Invisible grâce à ses facultés d'adaptation, elle guette sa future proie. Lorsqu'un insecte imprudent se hasarde vers elle, elle le saisit par la tête puis le paralyse avec son venin, avant de s'en délecter
Cette histoire pourrait avoir pour titre "Je t'aime, moi non plus"
Que penser des relations de parasitisme qu'entretiennent les passiflores, ou fleurs de la passion, et les papillons Heliconius. Un nouveau duo fleur papillon … version je t'aime, moi non plus ! !
Pour se défendre contre les nombreux insectes qui la convoitent, la Passiflore sécrète des substances toxiques auxquelles aucun arthropode ne peut résister. Aucun arthropode ? Si, un seul, le papillon Heliconius qui, non seulement a développé une bonne résistance aux poisons secrétés par la Passiflore, mais l'utilise comme nursery !

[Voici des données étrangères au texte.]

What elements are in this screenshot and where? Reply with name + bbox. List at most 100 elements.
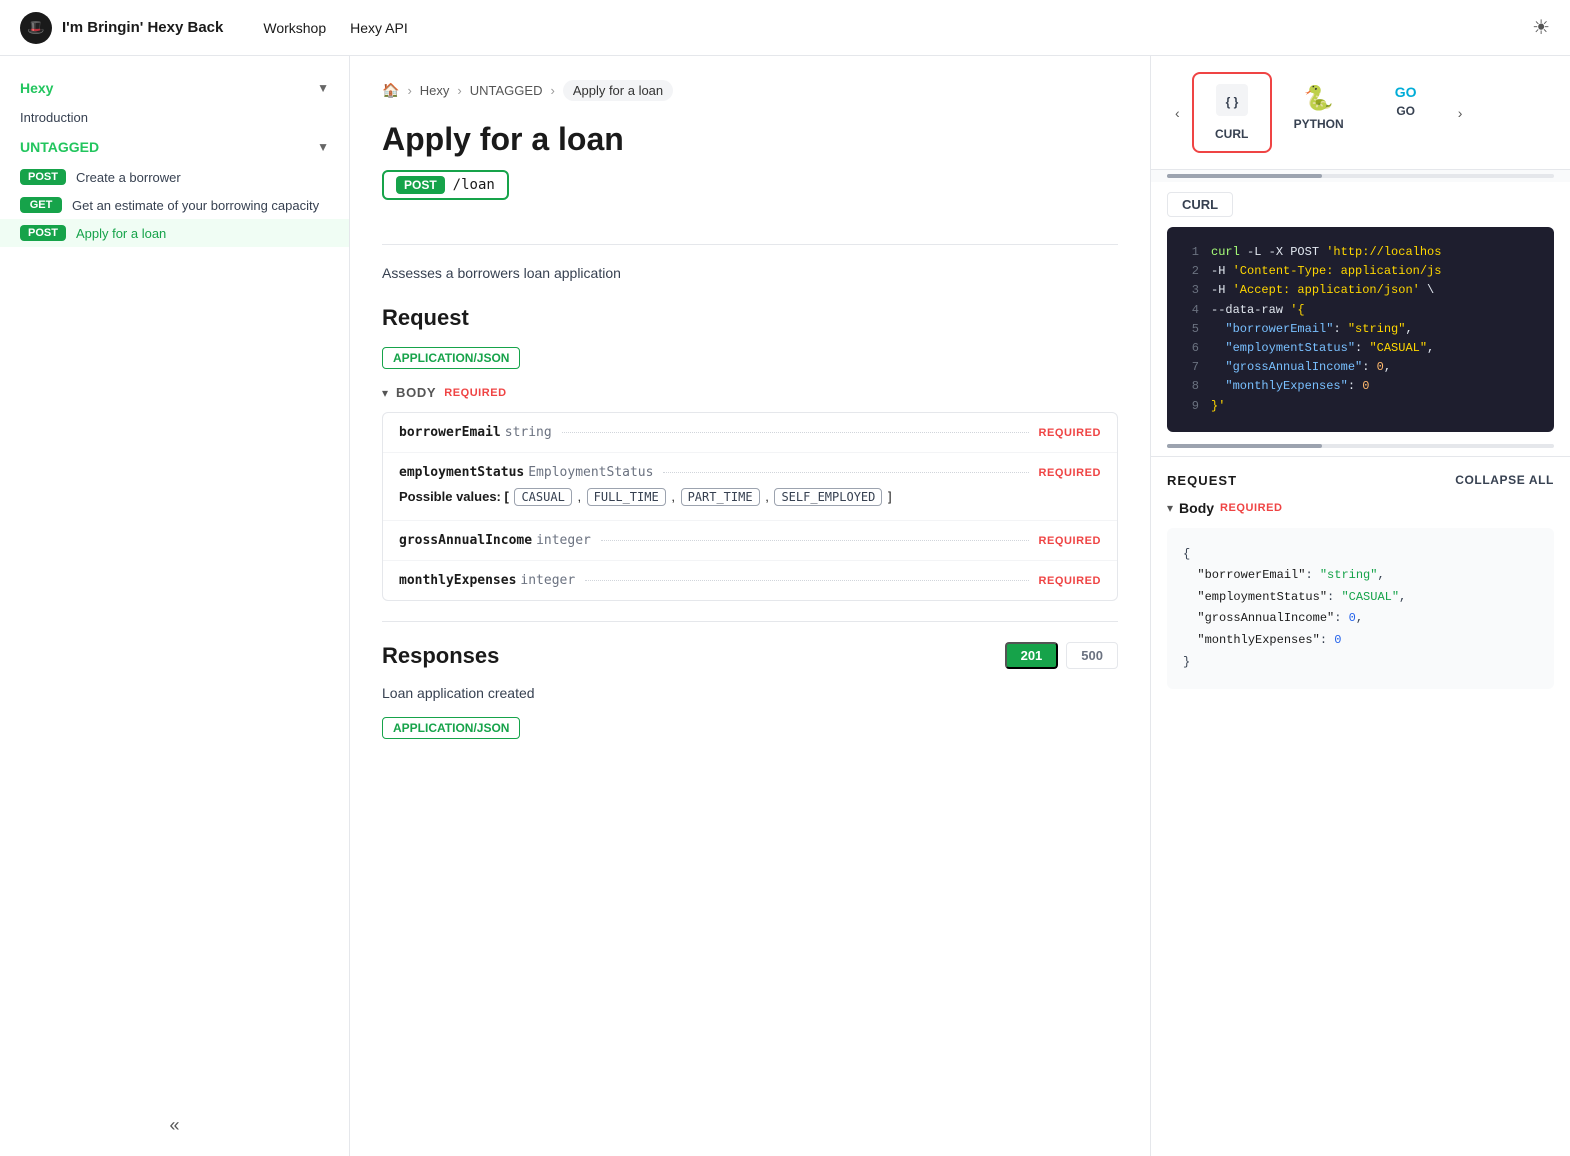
comma-1: , bbox=[577, 489, 584, 504]
nav-right: ☀ bbox=[1532, 15, 1550, 40]
field-divider-3 bbox=[601, 540, 1029, 541]
line-num-7: 7 bbox=[1183, 358, 1199, 377]
request-panel-header: REQUEST COLLAPSE ALL bbox=[1167, 473, 1554, 488]
breadcrumb-hexy[interactable]: Hexy bbox=[420, 83, 450, 98]
nav-links: Workshop Hexy API bbox=[263, 20, 407, 36]
bracket-close: ] bbox=[888, 489, 892, 504]
field-divider-2 bbox=[663, 472, 1028, 473]
python-tab-label: PYTHON bbox=[1294, 117, 1344, 131]
line-content-1: curl -L -X POST 'http://localhos bbox=[1211, 243, 1441, 262]
code-line-9: 9 }' bbox=[1183, 397, 1538, 416]
field-divider-4 bbox=[585, 580, 1028, 581]
main-content: 🏠 › Hexy › UNTAGGED › Apply for a loan A… bbox=[350, 56, 1150, 1156]
field-type-monthly-expenses: integer bbox=[520, 573, 575, 588]
nav-hexy-api[interactable]: Hexy API bbox=[350, 20, 408, 36]
body-label: BODY bbox=[396, 385, 436, 400]
lang-tab-python[interactable]: 🐍 PYTHON bbox=[1276, 72, 1362, 153]
response-code-500[interactable]: 500 bbox=[1066, 642, 1118, 669]
scroll-right-button[interactable]: › bbox=[1450, 72, 1471, 153]
home-icon[interactable]: 🏠 bbox=[382, 82, 399, 99]
field-divider bbox=[562, 432, 1029, 433]
response-codes: 201 500 bbox=[1005, 642, 1118, 669]
body-section-header[interactable]: ▾ Body REQUIRED bbox=[1167, 500, 1554, 516]
lang-tab-go[interactable]: GO GO bbox=[1366, 72, 1446, 153]
code-line-5: 5 "borrowerEmail": "string", bbox=[1183, 320, 1538, 339]
json-preview: { "borrowerEmail": "string", "employment… bbox=[1167, 528, 1554, 690]
possible-values: Possible values: [ CASUAL , FULL_TIME , … bbox=[399, 486, 1101, 508]
sidebar: Hexy ▼ Introduction UNTAGGED ▼ POST Crea… bbox=[0, 56, 350, 1156]
post-badge-create: POST bbox=[20, 169, 66, 185]
lang-tabs: ‹ { } CURL 🐍 PYTHON GO GO bbox=[1167, 72, 1554, 153]
content-type-badge[interactable]: APPLICATION/JSON bbox=[382, 347, 520, 369]
lang-tab-curl[interactable]: { } CURL bbox=[1192, 72, 1272, 153]
line-num-5: 5 bbox=[1183, 320, 1199, 339]
response-description: Loan application created bbox=[382, 685, 1118, 701]
code-block: 1 curl -L -X POST 'http://localhos 2 -H … bbox=[1167, 227, 1554, 432]
response-content-type-badge[interactable]: APPLICATION/JSON bbox=[382, 717, 520, 739]
line-content-9: }' bbox=[1211, 397, 1225, 416]
code-line-2: 2 -H 'Content-Type: application/js bbox=[1183, 262, 1538, 281]
code-scroll-area bbox=[1151, 440, 1570, 456]
code-line-3: 3 -H 'Accept: application/json' \ bbox=[1183, 281, 1538, 300]
possible-values-label: Possible values: [ bbox=[399, 489, 509, 504]
sidebar-item-create-borrower[interactable]: POST Create a borrower bbox=[0, 163, 349, 191]
logo-icon: 🎩 bbox=[20, 12, 52, 44]
field-row-employment-status: employmentStatus EmploymentStatus REQUIR… bbox=[383, 453, 1117, 521]
response-code-201[interactable]: 201 bbox=[1005, 642, 1059, 669]
scroll-left-button[interactable]: ‹ bbox=[1167, 72, 1188, 153]
page-title: Apply for a loan bbox=[382, 121, 1118, 158]
request-label: REQUEST bbox=[1167, 473, 1237, 488]
line-num-2: 2 bbox=[1183, 262, 1199, 281]
collapse-all-button[interactable]: COLLAPSE ALL bbox=[1455, 473, 1554, 487]
field-required-gross-income: REQUIRED bbox=[1039, 535, 1101, 547]
request-section-title: Request bbox=[382, 305, 1118, 331]
breadcrumb-apply-loan[interactable]: Apply for a loan bbox=[563, 80, 673, 101]
code-line-1: 1 curl -L -X POST 'http://localhos bbox=[1183, 243, 1538, 262]
comma-3: , bbox=[765, 489, 772, 504]
code-scroll-thumb bbox=[1167, 444, 1322, 448]
theme-toggle-icon[interactable]: ☀ bbox=[1532, 17, 1550, 39]
line-num-6: 6 bbox=[1183, 339, 1199, 358]
field-row-gross-income: grossAnnualIncome integer REQUIRED bbox=[383, 521, 1117, 561]
sidebar-item-estimate-text: Get an estimate of your borrowing capaci… bbox=[72, 198, 319, 213]
fields-container: borrowerEmail string REQUIRED employment… bbox=[382, 412, 1118, 601]
code-line-6: 6 "employmentStatus": "CASUAL", bbox=[1183, 339, 1538, 358]
sidebar-section-title: Hexy bbox=[20, 80, 53, 96]
breadcrumb-sep-1: › bbox=[407, 83, 411, 98]
body-header[interactable]: ▾ BODY REQUIRED bbox=[382, 385, 1118, 400]
breadcrumb-untagged[interactable]: UNTAGGED bbox=[470, 83, 543, 98]
sidebar-item-get-estimate[interactable]: GET Get an estimate of your borrowing ca… bbox=[0, 191, 349, 219]
sidebar-chevron-icon: ▼ bbox=[317, 81, 329, 95]
sidebar-item-apply-loan[interactable]: POST Apply for a loan bbox=[0, 219, 349, 247]
sidebar-collapse-button[interactable]: « bbox=[169, 1115, 179, 1136]
get-badge-estimate: GET bbox=[20, 197, 62, 213]
divider-2 bbox=[382, 621, 1118, 622]
value-tag-self-employed: SELF_EMPLOYED bbox=[774, 488, 882, 506]
nav-brand-name: I'm Bringin' Hexy Back bbox=[62, 19, 223, 36]
nav-workshop[interactable]: Workshop bbox=[263, 20, 326, 36]
sidebar-intro-item[interactable]: Introduction bbox=[0, 104, 349, 131]
scroll-thumb bbox=[1167, 174, 1322, 178]
responses-header: Responses 201 500 bbox=[382, 642, 1118, 669]
endpoint-method: POST bbox=[396, 176, 445, 194]
line-content-3: -H 'Accept: application/json' \ bbox=[1211, 281, 1434, 300]
body-required-badge: REQUIRED bbox=[444, 387, 506, 399]
value-tag-casual: CASUAL bbox=[514, 488, 571, 506]
body-collapse-icon: ▾ bbox=[382, 386, 388, 400]
curl-label-area: CURL bbox=[1151, 182, 1570, 227]
line-num-1: 1 bbox=[1183, 243, 1199, 262]
sidebar-untagged-chevron: ▼ bbox=[317, 140, 329, 154]
page-description: Assesses a borrowers loan application bbox=[382, 265, 1118, 281]
line-content-5: "borrowerEmail": "string", bbox=[1211, 320, 1413, 339]
sidebar-item-loan-text: Apply for a loan bbox=[76, 226, 166, 241]
sidebar-hexy-section[interactable]: Hexy ▼ bbox=[0, 72, 349, 104]
right-panel: ‹ { } CURL 🐍 PYTHON GO GO bbox=[1150, 56, 1570, 1156]
request-panel: REQUEST COLLAPSE ALL ▾ Body REQUIRED { "… bbox=[1151, 456, 1570, 706]
line-content-6: "employmentStatus": "CASUAL", bbox=[1211, 339, 1434, 358]
curl-icon: { } bbox=[1216, 84, 1248, 123]
line-num-9: 9 bbox=[1183, 397, 1199, 416]
code-line-8: 8 "monthlyExpenses": 0 bbox=[1183, 377, 1538, 396]
post-badge-loan: POST bbox=[20, 225, 66, 241]
sidebar-untagged-section[interactable]: UNTAGGED ▼ bbox=[0, 131, 349, 163]
line-content-7: "grossAnnualIncome": 0, bbox=[1211, 358, 1391, 377]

Pour ce faire, la femelle Heliconius repère la plante par son odeur et la forme de ses feuilles, puis elle pond ses oeufs jaune clair sur l'extrémité des pousses, à moins qu'une autre femelle ne l'ait devancée.
Dès leur éclosion, les chenilles se jettent voracement sur les feuilles.
Affaiblie par cette défoliation, la plante devient incapable d'atteindre sa maturité sexuelle, donc de produire des graines. Grave danger pour la survie de son espèce ! … Il a donc fallu que la Passiflore développe d'autres armes pour lutter contre ce parasite.
Le long de ses pousses, elle fait apparaitre des taches jaunes, imitant les œufs du papillon, et celui-ci n'y dépose pas sa progéniture, jugeant la place déjà occupée.
La plante a également développé des dispositifs "anti-chenille", comme de minuscules piques couvrant la feuille. Au moindre déplacement, la chenille est transpercée.
Enfin, la passiflore s'est alliée avec des fourmis qu'elle attire en sécrétant du nectar. Avides de récolter cette douceur, les fourmis détruisent toute chenille se trouvant sur leur passage.